I struggle to find the words to begin this blog, probably because I haven't written in so long. I don't mean that I haven't written a blog entry in a while (which, okay, I haven't) but also in general. The past few months have found me writing, at the most, To-Do Lists for work or little notes. 

But, I realize, I'm probably grasping for words because I don't really know what I want to say. That's something I realized about myself recently. I've felt a little bit lost, restless and not totally myself. I've experienced a lot of new things in these past six months that I feel have been a bit overwhelming (mostly positive, some negative, but nevertheless overwhelming). And along the way, I set aside some hobbies that I've told myself now I need to get back to. 

What I ask myself now though is, am I still passionate about the things I like? Loved? I still love the thought of books, of drawing and of writing--making video blogs and coming up with creative projects, but I just haven't done anything as of late and it makes me wonder--what now?

I feel really torn. I don't know what to pursue or what to prioritize. Sometimes I wish someone would just tell me what to do in my life, what goal to set and gun for first. Maybe that way I would get a lot more done. But no, all I have are scrambled thoughts that I sometimes don't even want to face because I'm afraid of becoming even more confused. Most days, all I want to do is to workout, go out and socialize, spend my time with other people and less with myself. 

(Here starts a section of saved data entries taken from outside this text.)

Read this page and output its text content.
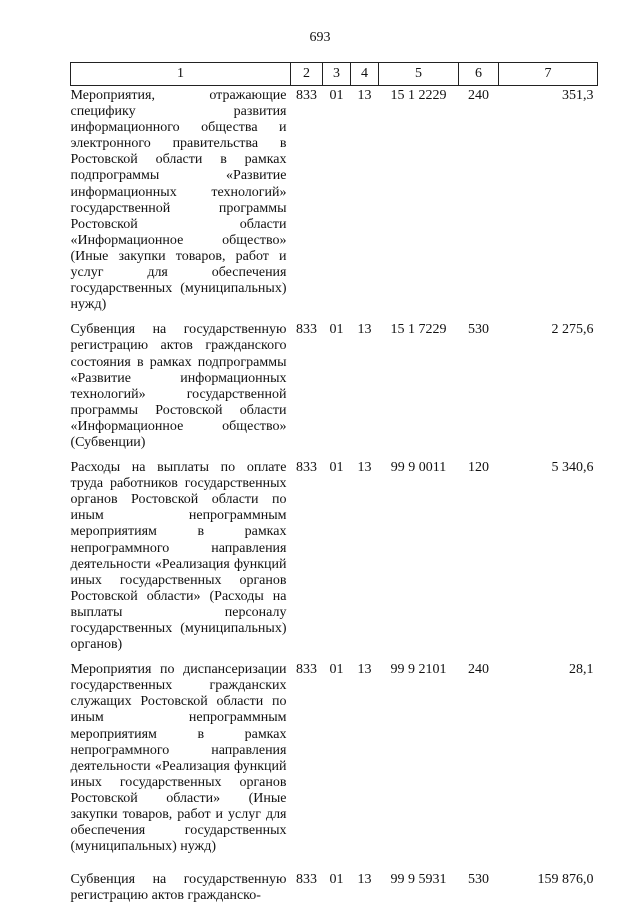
693
1	2	3	4	5	6	7
Мероприятия, отражающие специфику развития информационного общества и электронного правительства в Ростовской области в рамках подпрограммы «Развитие информационных технологий» государственной программы Ростовской области «Информационное общество» (Иные закупки товаров, работ и услуг для обеспечения государственных (муниципальных) нужд)	833	01	13	15 1 2229	240	351,3
Субвенция на государственную регистрацию актов гражданского состояния в рамках подпрограммы «Развитие информационных технологий» государственной программы Ростовской области «Информационное общество» (Субвенции)	833	01	13	15 1 7229	530	2 275,6
Расходы на выплаты по оплате труда работников государственных органов Ростовской области по иным непрограммным мероприятиям в рамках непрограммного направления деятельности «Реализация функций иных государственных органов Ростовской области» (Расходы на выплаты персоналу государственных (муниципальных) органов)	833	01	13	99 9 0011	120	5 340,6
Мероприятия по диспансеризации государственных гражданских служащих Ростовской области по иным непрограммным мероприятиям в рамках непрограммного направления деятельности «Реализация функций иных государственных органов Ростовской области» (Иные закупки товаров, работ и услуг для обеспечения государственных (муниципальных) нужд)	833	01	13	99 9 2101	240	28,1
Субвенция на государственную регистрацию актов гражданско-	833	01	13	99 9 5931	530	159 876,0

But maybe that is exactly where I need to start: myself. I need to stop being scared of looking at myself and asking "Who are you, Mishie?"

I grimace at the thought of my Life Cliche. Finding myself? That is just about the lamest thing I've told myself I would do this year--and it's only January! 

There is just no more room for confusion, restlessness and uncertainty in my life now. If I want anything to really happen to me, I have to do something. I have to start putting my life back in order, and maybe once I've done that good things will fall into place. 

Did that sound vague? I will learn to use my words more again. I must.